BOURGOGNE – Flagey-Echézeaux
L'HOMME
EMMANUEL ROUGET A 18 ANS QUAND IL COMMENCE À ARPENTER LES VIGNES DE BOURGOGNE. À INTERPRÉTER LEURS NOTES. À FAIRE CHANTER LEURS ACCORDS. UN TRAVAIL RIGOUREUX QU’IL APPREND AUX CÔTÉS DE SON ONCLE. HENRI JAYER. UNE POINTURE QUI FERA DE LUI UN VIGNERON AUTANT QU’UN VIRTUOSE.
L’année où Emmanuel Rouget a 20 ans, il voit son oncle réaliser le millésime qui le fera entrer dans la légende. Son talent de vinificateur est enfin reconnu. Nous sommes en 1978. Il ne sait pas encore que 40 ans plus tard, son Richebourg du même millésime s’arrachera dans les ventes aux enchères. Battra tous les records. Dès lors, l’apprentissage d’Emmanuel s’intensifie. À chaque instant, il observe. Apprend. Grandit. À la vigne comme au chai, Henri Jayer est son mentor. Quelques années plus tard, le jeune vigneron prend son envol et s’établit non loin de là. À Flagey-Echézaux. Sur des parcelles qui s’étendent de Vosne-Romanée à Nuits-Saint-Georges. Une proximité qui lui permet de suivre les vins du domaine Henri Jayer. D’en prendre les vinifications en 1995. De continuer à apprendre. Vendange après vendange, Emmanuel gagne en excellence. Sous l’œil connaisseur de son oncle. En 2005, tandis qu’il goûte les vins de son neveu, Henri Jayer ne dit rien. Pas un mot. Emmanuel s’inquiète. Il interroge son oncle sur les raisons de son silence. Ce dernier lui demande juste s’il se rend compte de ce qu’il a fait ! « Des vins extraordinaires ». Un blanc-seing pour Emmanuel. L’ultime reconnaissance. Comme un cadeau. Entre temps devenu père, Emmanuel Rouget transmet aujourd’hui ces savoir-faire familiaux à ses deux fils. Nicolas est à la manœuvre entre les ceps. Guillaume au chai. Après avoir fait une école de viticulture et rejoint le domaine en 2011, celui-ci s’apprête à poursuivre l’œuvre de son père et de son grand-oncle. Un héritage qui sonne comme une mission.

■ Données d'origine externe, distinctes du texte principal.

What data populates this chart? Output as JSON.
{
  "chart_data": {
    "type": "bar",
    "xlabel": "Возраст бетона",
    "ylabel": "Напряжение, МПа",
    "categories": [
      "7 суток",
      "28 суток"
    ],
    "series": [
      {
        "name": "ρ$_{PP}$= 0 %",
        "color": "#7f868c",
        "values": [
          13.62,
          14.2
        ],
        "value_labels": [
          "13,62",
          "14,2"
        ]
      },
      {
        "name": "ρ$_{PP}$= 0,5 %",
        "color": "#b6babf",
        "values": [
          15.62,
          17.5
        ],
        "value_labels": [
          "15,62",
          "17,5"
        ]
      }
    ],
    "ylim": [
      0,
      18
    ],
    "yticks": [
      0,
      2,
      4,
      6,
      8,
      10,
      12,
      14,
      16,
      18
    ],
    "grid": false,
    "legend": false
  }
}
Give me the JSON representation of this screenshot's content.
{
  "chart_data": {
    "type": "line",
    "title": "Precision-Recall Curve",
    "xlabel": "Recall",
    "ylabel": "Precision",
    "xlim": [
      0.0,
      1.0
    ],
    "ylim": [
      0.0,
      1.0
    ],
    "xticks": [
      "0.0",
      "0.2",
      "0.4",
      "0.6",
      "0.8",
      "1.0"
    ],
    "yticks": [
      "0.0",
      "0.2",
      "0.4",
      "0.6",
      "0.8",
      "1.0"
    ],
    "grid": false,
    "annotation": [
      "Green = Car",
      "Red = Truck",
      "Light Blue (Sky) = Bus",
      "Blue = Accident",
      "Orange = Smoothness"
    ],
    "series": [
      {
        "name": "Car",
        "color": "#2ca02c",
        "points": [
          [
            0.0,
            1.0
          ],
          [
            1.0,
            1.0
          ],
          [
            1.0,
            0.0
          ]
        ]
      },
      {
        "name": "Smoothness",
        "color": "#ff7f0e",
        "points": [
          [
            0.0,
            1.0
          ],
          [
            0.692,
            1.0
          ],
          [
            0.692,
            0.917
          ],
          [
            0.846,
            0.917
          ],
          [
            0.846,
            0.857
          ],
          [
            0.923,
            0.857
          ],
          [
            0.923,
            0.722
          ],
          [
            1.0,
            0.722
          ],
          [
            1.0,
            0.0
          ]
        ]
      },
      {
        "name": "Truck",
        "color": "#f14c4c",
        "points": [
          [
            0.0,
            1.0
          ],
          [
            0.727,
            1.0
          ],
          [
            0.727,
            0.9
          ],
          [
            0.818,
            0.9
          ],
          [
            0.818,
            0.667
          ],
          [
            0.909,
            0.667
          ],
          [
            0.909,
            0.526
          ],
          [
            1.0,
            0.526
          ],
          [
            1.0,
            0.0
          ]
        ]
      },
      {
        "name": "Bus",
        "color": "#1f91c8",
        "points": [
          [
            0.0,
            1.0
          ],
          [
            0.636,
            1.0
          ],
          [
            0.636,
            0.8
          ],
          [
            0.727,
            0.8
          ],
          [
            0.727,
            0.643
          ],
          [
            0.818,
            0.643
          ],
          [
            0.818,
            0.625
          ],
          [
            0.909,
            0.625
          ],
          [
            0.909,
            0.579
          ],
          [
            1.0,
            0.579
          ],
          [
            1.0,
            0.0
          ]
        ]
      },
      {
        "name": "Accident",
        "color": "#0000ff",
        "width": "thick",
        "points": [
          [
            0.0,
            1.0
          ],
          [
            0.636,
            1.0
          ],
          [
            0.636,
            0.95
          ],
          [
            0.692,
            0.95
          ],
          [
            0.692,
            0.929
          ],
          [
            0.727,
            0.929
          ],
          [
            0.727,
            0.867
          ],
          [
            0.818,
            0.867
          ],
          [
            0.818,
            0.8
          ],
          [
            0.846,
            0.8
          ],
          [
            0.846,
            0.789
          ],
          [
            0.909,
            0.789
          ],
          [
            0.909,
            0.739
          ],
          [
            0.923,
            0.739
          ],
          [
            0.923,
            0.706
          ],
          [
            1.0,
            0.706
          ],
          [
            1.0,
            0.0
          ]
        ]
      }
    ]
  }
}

« On travaille en lune descendante. Pour la taille mais aussi pour la mise en bouteille. »
LE TERROIR
GILLY-LÈS-CITEAUX. SAVIGNY-LES-BEAUNE. CHOREY-LES-BEAUNE. NUITS-SAINT-GEORGES. VOSNE-ROMANÉE. CROS PARANTOUX. LES BEAUMONTS. LES ÉCHEZEAUX. LE DOMAINE D’EMMANUEL ROUGET SE RÉPARTIT SUR DIFFÉRENTES COMMUNES. DIFFÉRENTS LIEUX-DITS. LE PÉRIMÈTRE EN CÔTE DE NUITS EST RESTREINT. CINQ KILOMÈTRES. MAIS N’EMPÊCHE PAS LES PARCELLES DE DÉVELOPPER LEUR PERSONNALITÉ PROPRE. UNE RICHESSE QU’HONORE LE VIGNERON SUR L’ENSEMBLE DE SA GAMME.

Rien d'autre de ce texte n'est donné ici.